Kıbrıs Türk halkı Pazar günü Cumhuriyet Meclisi’ndeki 50 temsilcisini belirlemek üzere yarın sandığa gidiyor. 
403 aday haftalardır vaatlerini gerek TV ekranlarında, gazete sayfalarında ve sosyal medyada, gerekse çarşı pazarda, meydanlarda anlatıp durdu.
Yarın söz milletin olacak. Bugüne kadar adaylar konuştu, vaatlerini anlattı.
Şimdi sandığa gidecek olan millet konuşacak. Kime inandıysa mührünü ona vuracak.
Şimdiden 23 Ocak seçimlerinin vatana millete hayırlı uğurlu olmasını dilemekten başka bir şey gelmiyor elimizden…
Kıbrıs Türkü 1976 yılından bu yana yapılan 14 seçimde aradığı huzuru bulamamış olabilir. Ama 15’inci seçimde de çarenin sandıktan başka bir yerde olmadığının farkında.

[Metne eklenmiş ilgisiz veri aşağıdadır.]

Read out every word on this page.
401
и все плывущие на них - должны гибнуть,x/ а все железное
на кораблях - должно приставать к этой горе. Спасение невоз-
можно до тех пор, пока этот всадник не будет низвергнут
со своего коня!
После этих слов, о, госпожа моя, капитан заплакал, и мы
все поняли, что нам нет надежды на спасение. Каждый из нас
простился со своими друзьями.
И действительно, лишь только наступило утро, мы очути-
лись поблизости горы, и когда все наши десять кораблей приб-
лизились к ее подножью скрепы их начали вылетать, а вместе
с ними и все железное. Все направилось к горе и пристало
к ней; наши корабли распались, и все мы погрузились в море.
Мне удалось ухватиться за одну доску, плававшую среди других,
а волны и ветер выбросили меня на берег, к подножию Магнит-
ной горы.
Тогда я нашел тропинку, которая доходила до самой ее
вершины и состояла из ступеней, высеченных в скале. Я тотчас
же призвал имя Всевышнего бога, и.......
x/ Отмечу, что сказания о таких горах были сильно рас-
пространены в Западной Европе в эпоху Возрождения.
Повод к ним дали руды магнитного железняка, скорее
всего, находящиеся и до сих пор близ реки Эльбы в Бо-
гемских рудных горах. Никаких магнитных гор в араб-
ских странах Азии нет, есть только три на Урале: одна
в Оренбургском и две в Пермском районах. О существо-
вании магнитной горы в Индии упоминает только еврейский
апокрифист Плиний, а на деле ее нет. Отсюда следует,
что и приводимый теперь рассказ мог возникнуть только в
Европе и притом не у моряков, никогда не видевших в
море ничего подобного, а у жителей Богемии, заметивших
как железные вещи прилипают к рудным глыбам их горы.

O yüzden boykot çağrılarına inat her Kıbrıs Türkü yarın vatandaşlık görevini yapmak üzere sandığa gitmelidir.
Bu sadece kendimize karşı değil, bu ülkenin geleceğine, yarın memleketi emanet edeceğimiz çocuklarımıza karşı yükümlülüğümüzdür.
Anketler siyasete küsen kitlenin yüzde 30’ları geçtiğini ifade ediyor.
Bu çok önemli bir oran. 
Bu kitlenin sandığa gitmemesindeki en önemli argüman ise siyasilere olan güven eksikliği... 
Sonuç ne olursa olsun bir şey değişmeyeceği yönündeki inanç…
Protesto gibi görünen ama bize göre tamamen teslimiyeti çağrıştıran bu fikre katılmak mümkün değil.
Çünkü siyasi yanlışlıkları yine sadece siyaset kurumu düzeltebilir.
Bundan ümidi kesmek, gelecekten umudu kesmek anlamına gelir ki, o zaman yapacak bir şey kalmaz. Dükkanı kapatıp çekilmemiz gerekir. 
Oysa çocuklarımızın geleceği için A partisi, B Partisi ya da C partisi, hangisi olursa olsun, sandığa gidip, sorunların çözümünü zorlamak, siyasilere bu baskıyı yapmakta fayda vardır.
Kurtuluşun tek yolu yine sandıktır.
Yarın yapılacak seçim, pür dikkat Rumlar tarafından da izleniyor.
Ülkemizde demokrasiyi tartışmaya açtırmamak ve Rum yönetiminin eline dünya sahnesinde koz vermemek için boykot çağrılarına kulaklarımızı tıkayalım.